O CDS-PP vai propor a eliminação do imposto adicional ao IMI no Orçamento do Estado (OE), apresentando também propostas para o investimento, como o “supercrédito fiscal” em investimento reprodutivo e alterações à remuneração convencional do capital social.

“A nossa grande prioridade é a área do investimento, sabemos que, das variáveis económicas, a que continua a correr pior é a do investimento, público e privado”, afirmou à Lusa o deputado do CDS-PP Pedro Mota Soares para sustentar as “três propostas muito focadas no investimento” que os centristas já divulgaram parcialmente.

Além da introdução do “supercrédito fiscal” e da redução do IRC para os 20%, o CDS vai propor alterações ao regime de remuneração convencional do capital social, propondo a eliminação de uma norma “que dificulta tremendamente a vida das empresas”.

Nesse regime, que possibilita às empresas que colocam capitais próprios nas empresas não serem penalizadas face às empresas que recorrem ao financiamento bancário, há uma norma sobre redução dos encargos financeiros.

“Na prática, se uma empresa estiver muito endividada não vai ter nenhum benefício e penaliza-se, assim, quem mais precisava”, afirmou.

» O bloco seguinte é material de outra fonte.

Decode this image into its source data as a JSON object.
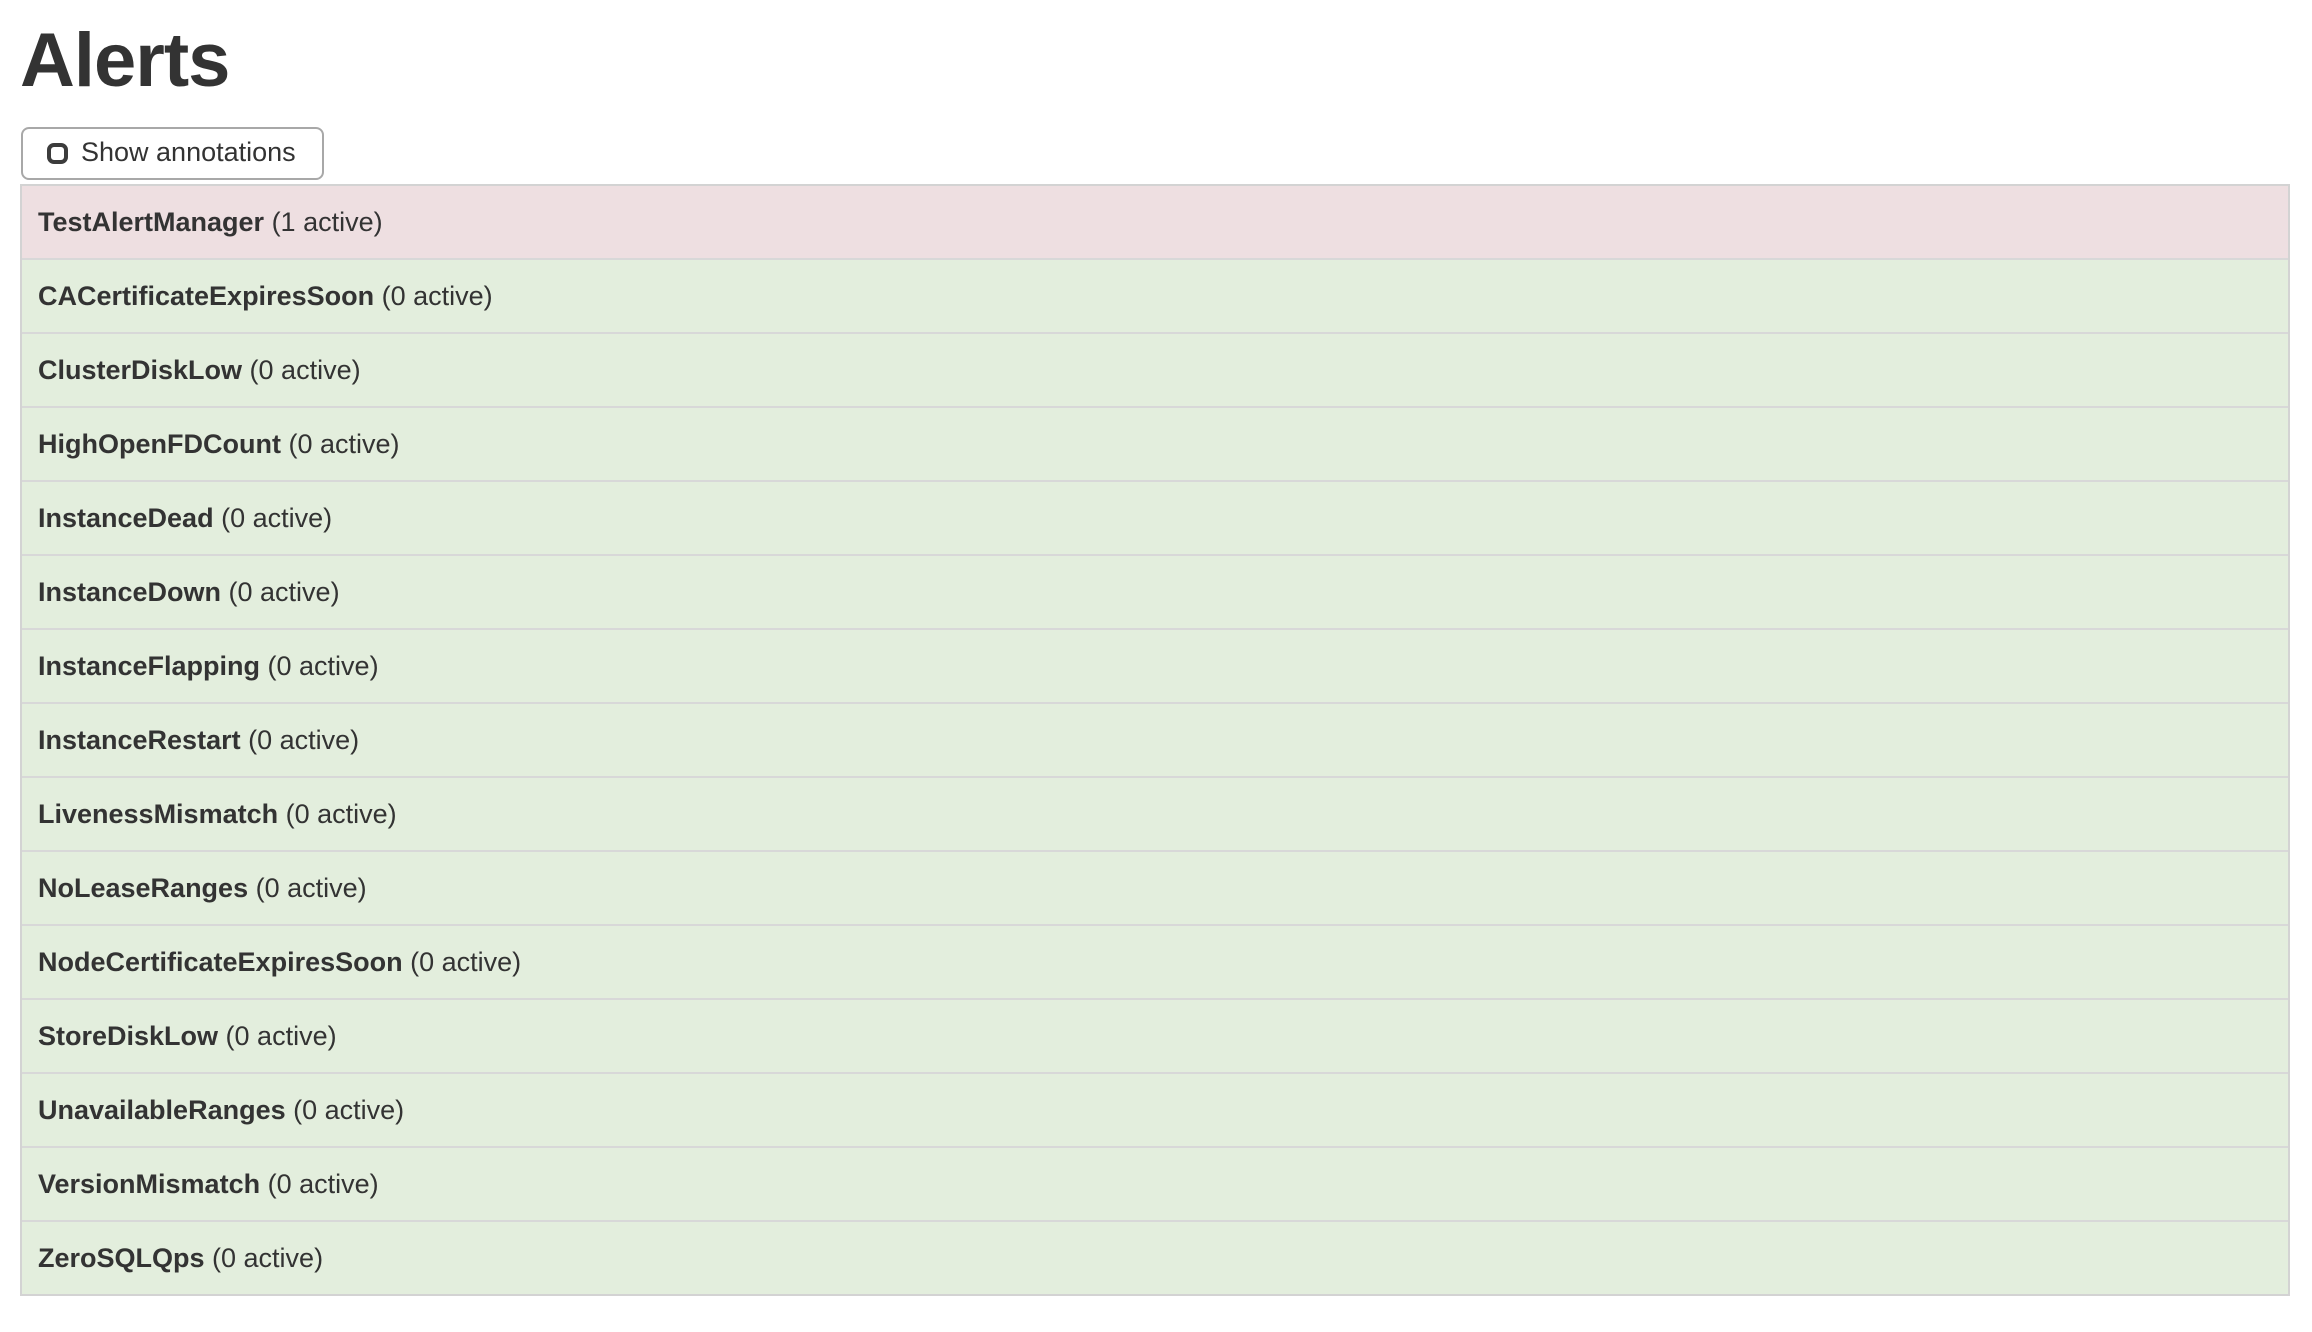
{
  "page": {
    "title": "Alerts"
  },
  "toolbar": {
    "show_annotations_label": "Show annotations",
    "checkbox_checked": false
  },
  "alerts": {
    "active_label": "active",
    "items": [
      {
        "name": "TestAlertManager",
        "active_count": 1,
        "state": "firing"
      },
      {
        "name": "CACertificateExpiresSoon",
        "active_count": 0,
        "state": "inactive"
      },
      {
        "name": "ClusterDiskLow",
        "active_count": 0,
        "state": "inactive"
      },
      {
        "name": "HighOpenFDCount",
        "active_count": 0,
        "state": "inactive"
      },
      {
        "name": "InstanceDead",
        "active_count": 0,
        "state": "inactive"
      },
      {
        "name": "InstanceDown",
        "active_count": 0,
        "state": "inactive"
      },
      {
        "name": "InstanceFlapping",
        "active_count": 0,
        "state": "inactive"
      },
      {
        "name": "InstanceRestart",
        "active_count": 0,
        "state": "inactive"
      },
      {
        "name": "LivenessMismatch",
        "active_count": 0,
        "state": "inactive"
      },
      {
        "name": "NoLeaseRanges",
        "active_count": 0,
        "state": "inactive"
      },
      {
        "name": "NodeCertificateExpiresSoon",
        "active_count": 0,
        "state": "inactive"
      },
      {
        "name": "StoreDiskLow",
        "active_count": 0,
        "state": "inactive"
      },
      {
        "name": "UnavailableRanges",
        "active_count": 0,
        "state": "inactive"
      },
      {
        "name": "VersionMismatch",
        "active_count": 0,
        "state": "inactive"
      },
      {
        "name": "ZeroSQLQps",
        "active_count": 0,
        "state": "inactive"
      }
    ]
  },
  "colors": {
    "firing_row_bg": "#eedfe1",
    "inactive_row_bg": "#e3eedd",
    "row_border": "#d8d8d8",
    "table_border": "#d3d3d3",
    "text": "#333333",
    "button_border": "#a8a8a8",
    "button_bg": "#ffffff",
    "page_bg": "#ffffff"
  }
}
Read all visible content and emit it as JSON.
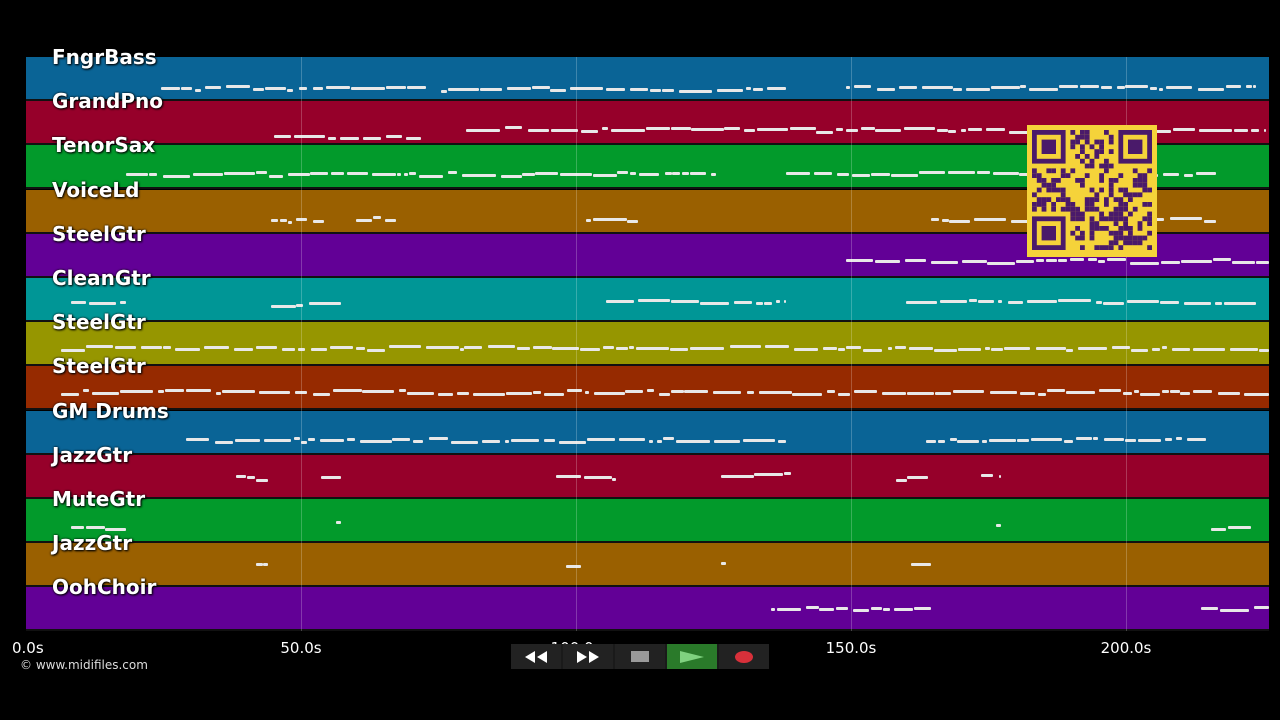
{
  "tracks": [
    {
      "label": "FngrBass",
      "color": "#0a6496"
    },
    {
      "label": "GrandPno",
      "color": "#96002a"
    },
    {
      "label": "TenorSax",
      "color": "#029a2b"
    },
    {
      "label": "VoiceLd",
      "color": "#9a6000"
    },
    {
      "label": "SteelGtr",
      "color": "#620096"
    },
    {
      "label": "CleanGtr",
      "color": "#009696"
    },
    {
      "label": "SteelGtr",
      "color": "#969600"
    },
    {
      "label": "SteelGtr",
      "color": "#962a00"
    },
    {
      "label": "GM Drums",
      "color": "#0a6496"
    },
    {
      "label": "JazzGtr",
      "color": "#96002a"
    },
    {
      "label": "MuteGtr",
      "color": "#029a2b"
    },
    {
      "label": "JazzGtr",
      "color": "#9a6000"
    },
    {
      "label": "OohChoir",
      "color": "#620096"
    }
  ],
  "timeline": {
    "ticks": [
      "0.0s",
      "50.0s",
      "100.0s",
      "150.0s",
      "200.0s"
    ],
    "tick_values": [
      0,
      50,
      100,
      150,
      200
    ],
    "max_seconds": 226
  },
  "copyright": "© www.midifiles.com",
  "controls": {
    "rewind_icon": "rewind-icon",
    "forward_icon": "fast-forward-icon",
    "stop_icon": "stop-icon",
    "play_icon": "play-icon",
    "record_icon": "record-icon"
  },
  "qr_icon": "qr-code-icon"
}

Os centristas apresentarão, como já anunciaram, uma proposta para um “supercrédito fiscal ao investimento reprodutivo”, uma medida extraordinária para 2017, para que “em sede de IRC todas as empresas que façam investimentos produtivos tenham um regime especial de IRC”.

De acordo com o que já tinham anunciado, os centristas propõem uma “dedução à coleta de IRC de 25% de despesas de investimento” reprodutivo.

O CDS vai igualmente propor a descida da taxa de IRC feita pelo anterior Governo e que foi interrompida, situando o imposto em 20%.

Pedro Mota Soares disse igualmente que será proposta “a eliminação do imposto adicional ao IMI” para património acima dos 600 mil de euros, argumentando que “grande parte vai ser suportado por empresas”.

A eliminação do aumento do imposto sobre os produtos petrolíferos e eliminação do imposto das bebidas com açúcar e adoçante será outra das propostas dos centristas, apontou.